睽 → 剝
Hexagram 38: Opposition → Hexagram 23: Splitting Apart
Changing Lines
This transformation involves 5 changing lines (lines 1, 2, 3, 4, 6).
Line 1
初九 悔亡。喪馬勿逐自復。見惡人。无咎。
Nine at the beginning means: Remorse disappears. If you lose your horse, do not run after it; It will come back of its own accord. When you see evil people, Guard yourself against mistakes.
Line 2
九二 遇主于巷。无咎。
Nine in the second place means: One meets his lord in a narrow street. No blame.
Line 3
六三 見輿曳。其牛掣。其人天且劓。无初有終。
Six in the third place means: One sees the wagon dragged back, The oxen halted, A man's hair and nose cut off. Not a good beginning, but a good end.
Line 4
九四 睽孤。遇元夫。交孚。厲无咎。
Nine in the fourth place means: Isolated through opposition, One meets a like-minded man With whom one can associate in good faith. Despite the danger, no blame.
Line 6
上九 睽孤。見豕負塗。載鬼一車。先張之弧。後說之弧。匪寇婚媾。往遇雨則吉。
Nine at the top means: Isolated through opposition, One sees one's companion as a pig covered with dirt, As a wagon full of devils. First one draws a bow against him, then one lays the bow aside. He is not a robber; he will woo at the right time. As one goes, rain falls; then good fortune comes.
Trigram Changes
Yilin Verse
皋田禾黍,搥壤麻阜。衣食我躬,室家饒有。
Marsh fields of grain and millet; pounding the earth, hemp on the hillside. Clothing and feeding my body; the household has plenty.

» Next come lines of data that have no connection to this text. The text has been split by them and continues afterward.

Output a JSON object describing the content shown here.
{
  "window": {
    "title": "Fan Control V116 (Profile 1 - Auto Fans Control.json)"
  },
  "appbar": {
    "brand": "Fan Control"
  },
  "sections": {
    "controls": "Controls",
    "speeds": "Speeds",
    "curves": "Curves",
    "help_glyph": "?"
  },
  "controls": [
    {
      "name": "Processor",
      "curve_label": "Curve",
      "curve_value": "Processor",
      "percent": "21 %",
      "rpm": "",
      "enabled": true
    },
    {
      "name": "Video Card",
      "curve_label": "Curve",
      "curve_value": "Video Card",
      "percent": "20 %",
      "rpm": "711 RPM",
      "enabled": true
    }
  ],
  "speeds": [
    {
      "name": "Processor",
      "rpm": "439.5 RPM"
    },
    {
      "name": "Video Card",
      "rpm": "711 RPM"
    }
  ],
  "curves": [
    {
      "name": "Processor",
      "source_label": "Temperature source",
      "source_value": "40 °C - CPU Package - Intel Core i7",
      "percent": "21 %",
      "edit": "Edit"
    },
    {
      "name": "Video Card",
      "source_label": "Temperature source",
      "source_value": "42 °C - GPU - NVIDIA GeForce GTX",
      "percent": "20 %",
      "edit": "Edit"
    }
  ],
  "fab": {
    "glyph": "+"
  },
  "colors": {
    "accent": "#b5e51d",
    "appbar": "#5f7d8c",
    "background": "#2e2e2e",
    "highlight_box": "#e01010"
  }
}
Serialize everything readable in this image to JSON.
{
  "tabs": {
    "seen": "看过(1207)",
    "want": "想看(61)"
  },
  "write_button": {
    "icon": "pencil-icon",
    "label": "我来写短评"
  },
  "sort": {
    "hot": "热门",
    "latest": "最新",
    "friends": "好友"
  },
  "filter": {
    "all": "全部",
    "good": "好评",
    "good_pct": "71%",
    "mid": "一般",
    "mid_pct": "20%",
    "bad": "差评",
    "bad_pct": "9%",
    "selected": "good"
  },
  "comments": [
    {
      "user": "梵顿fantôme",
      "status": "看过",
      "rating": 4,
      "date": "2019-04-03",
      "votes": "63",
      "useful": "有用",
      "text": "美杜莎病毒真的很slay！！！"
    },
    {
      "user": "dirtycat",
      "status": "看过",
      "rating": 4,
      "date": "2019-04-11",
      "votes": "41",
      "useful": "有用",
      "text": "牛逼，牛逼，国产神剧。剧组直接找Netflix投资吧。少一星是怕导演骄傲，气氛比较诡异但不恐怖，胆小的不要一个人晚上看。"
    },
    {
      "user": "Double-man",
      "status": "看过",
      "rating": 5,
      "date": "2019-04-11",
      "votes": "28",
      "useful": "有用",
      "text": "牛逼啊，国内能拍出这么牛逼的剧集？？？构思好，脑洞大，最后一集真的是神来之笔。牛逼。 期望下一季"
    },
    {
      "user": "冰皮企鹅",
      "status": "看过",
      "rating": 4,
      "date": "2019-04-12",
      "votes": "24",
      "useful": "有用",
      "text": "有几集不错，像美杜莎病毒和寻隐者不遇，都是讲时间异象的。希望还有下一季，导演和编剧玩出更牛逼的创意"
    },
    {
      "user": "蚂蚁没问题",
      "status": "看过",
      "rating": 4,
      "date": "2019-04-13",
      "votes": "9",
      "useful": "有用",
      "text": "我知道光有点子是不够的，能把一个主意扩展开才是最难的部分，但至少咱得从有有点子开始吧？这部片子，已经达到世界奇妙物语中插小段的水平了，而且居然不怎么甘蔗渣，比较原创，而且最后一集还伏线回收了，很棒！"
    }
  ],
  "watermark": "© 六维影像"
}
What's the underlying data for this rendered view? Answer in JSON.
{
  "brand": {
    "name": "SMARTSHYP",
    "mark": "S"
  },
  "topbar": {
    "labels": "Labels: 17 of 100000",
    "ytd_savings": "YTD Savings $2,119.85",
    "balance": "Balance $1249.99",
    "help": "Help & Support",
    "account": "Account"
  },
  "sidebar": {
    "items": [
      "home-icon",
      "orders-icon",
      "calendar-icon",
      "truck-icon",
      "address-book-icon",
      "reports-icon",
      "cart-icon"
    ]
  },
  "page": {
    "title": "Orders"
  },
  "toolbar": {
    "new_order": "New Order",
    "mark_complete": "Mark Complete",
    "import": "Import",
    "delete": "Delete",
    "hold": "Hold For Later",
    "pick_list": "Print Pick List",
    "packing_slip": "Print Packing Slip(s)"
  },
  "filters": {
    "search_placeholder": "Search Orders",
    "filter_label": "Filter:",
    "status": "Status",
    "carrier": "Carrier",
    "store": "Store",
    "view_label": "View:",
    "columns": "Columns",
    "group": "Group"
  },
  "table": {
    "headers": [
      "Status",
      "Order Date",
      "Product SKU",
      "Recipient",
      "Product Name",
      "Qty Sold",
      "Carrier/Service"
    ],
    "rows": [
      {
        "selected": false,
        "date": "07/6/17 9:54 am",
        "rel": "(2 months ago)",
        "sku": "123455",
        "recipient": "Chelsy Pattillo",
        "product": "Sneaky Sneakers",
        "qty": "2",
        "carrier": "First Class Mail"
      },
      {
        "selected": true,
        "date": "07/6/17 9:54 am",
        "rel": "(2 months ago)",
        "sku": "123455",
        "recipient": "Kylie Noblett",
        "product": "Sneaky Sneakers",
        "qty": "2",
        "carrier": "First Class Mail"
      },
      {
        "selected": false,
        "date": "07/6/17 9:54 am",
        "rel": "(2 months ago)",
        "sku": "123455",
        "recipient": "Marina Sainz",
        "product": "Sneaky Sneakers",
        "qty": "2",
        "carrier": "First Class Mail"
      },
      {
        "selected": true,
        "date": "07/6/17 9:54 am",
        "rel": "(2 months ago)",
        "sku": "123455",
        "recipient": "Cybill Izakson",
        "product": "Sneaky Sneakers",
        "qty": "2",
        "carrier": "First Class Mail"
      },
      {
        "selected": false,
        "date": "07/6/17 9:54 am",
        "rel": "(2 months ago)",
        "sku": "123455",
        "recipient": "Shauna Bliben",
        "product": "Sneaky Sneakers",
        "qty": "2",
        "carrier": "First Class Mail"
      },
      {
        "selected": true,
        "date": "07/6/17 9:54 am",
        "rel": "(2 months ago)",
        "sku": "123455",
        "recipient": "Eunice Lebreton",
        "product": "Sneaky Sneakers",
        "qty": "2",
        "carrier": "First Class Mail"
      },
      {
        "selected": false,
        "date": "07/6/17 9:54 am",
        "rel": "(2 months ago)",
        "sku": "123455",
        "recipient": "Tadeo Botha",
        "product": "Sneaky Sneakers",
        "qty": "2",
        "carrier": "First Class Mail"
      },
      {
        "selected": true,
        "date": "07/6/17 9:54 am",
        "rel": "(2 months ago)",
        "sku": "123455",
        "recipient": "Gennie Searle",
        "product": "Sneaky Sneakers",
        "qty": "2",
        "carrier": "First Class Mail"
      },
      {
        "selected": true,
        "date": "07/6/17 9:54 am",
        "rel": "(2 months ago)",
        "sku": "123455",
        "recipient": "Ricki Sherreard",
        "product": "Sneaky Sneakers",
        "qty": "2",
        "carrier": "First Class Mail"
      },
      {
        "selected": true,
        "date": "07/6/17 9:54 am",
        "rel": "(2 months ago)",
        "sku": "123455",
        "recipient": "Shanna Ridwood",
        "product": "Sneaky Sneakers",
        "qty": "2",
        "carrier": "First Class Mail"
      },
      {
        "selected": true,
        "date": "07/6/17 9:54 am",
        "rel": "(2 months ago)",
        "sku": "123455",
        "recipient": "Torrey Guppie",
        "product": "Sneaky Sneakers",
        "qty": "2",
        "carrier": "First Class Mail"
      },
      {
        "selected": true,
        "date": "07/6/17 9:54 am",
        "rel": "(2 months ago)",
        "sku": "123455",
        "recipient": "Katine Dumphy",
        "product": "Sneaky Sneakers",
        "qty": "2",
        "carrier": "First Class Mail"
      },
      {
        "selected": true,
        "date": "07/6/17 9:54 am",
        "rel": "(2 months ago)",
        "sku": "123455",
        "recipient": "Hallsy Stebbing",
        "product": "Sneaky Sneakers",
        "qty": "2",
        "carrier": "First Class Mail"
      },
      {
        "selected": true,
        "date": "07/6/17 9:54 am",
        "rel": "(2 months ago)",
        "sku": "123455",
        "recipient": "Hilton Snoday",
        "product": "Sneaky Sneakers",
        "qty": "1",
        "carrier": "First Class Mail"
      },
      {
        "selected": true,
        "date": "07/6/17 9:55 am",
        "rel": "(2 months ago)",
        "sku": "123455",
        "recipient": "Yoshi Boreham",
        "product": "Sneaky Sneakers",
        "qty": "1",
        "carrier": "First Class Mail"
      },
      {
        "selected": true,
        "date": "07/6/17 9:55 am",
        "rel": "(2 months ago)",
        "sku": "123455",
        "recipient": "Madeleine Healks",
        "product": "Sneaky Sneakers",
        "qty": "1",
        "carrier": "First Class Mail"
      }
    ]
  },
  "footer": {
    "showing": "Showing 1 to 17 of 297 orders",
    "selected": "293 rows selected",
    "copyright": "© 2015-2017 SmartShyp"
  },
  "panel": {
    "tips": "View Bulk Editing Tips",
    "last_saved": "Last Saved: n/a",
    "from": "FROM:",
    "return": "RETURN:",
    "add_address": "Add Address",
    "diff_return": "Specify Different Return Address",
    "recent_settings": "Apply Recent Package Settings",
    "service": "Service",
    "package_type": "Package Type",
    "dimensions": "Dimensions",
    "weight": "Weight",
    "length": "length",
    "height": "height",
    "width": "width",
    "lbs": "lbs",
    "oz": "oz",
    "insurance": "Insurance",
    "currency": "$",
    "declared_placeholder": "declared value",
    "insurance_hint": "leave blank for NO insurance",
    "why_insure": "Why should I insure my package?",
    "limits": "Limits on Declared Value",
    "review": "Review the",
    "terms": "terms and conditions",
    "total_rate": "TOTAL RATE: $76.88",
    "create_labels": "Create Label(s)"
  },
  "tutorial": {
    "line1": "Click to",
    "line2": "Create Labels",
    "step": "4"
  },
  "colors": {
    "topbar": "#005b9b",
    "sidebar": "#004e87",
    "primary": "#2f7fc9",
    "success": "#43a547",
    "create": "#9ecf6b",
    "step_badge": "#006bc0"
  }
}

— Jiao Yanshou, Yilin (Forest of Changes), 1st century BCE
Commentary
Fire above the lake, estranged elements, yet the low-lying fields yield their harvest quietly. On the marshy terraces, millet and grain grow thick; hemp and flax cover the hillsides where the soil is pounded smooth. These crops clothe and feed the farmer's own body, and the household overflows with sufficiency. The verse is a pastoral counterpoint to Opposition's usual discord — here, patient cultivation of humble ground produces genuine abundance. No one fights, no one flees; the earth simply gives. From Opposition to Splitting Apart, the mountain rests upon the earth, and those above must strengthen what is below. The transformation warns that even this quiet plenty is fragile: abundance can erode if its foundation is neglected. The ruler must thicken the base to secure the dwelling.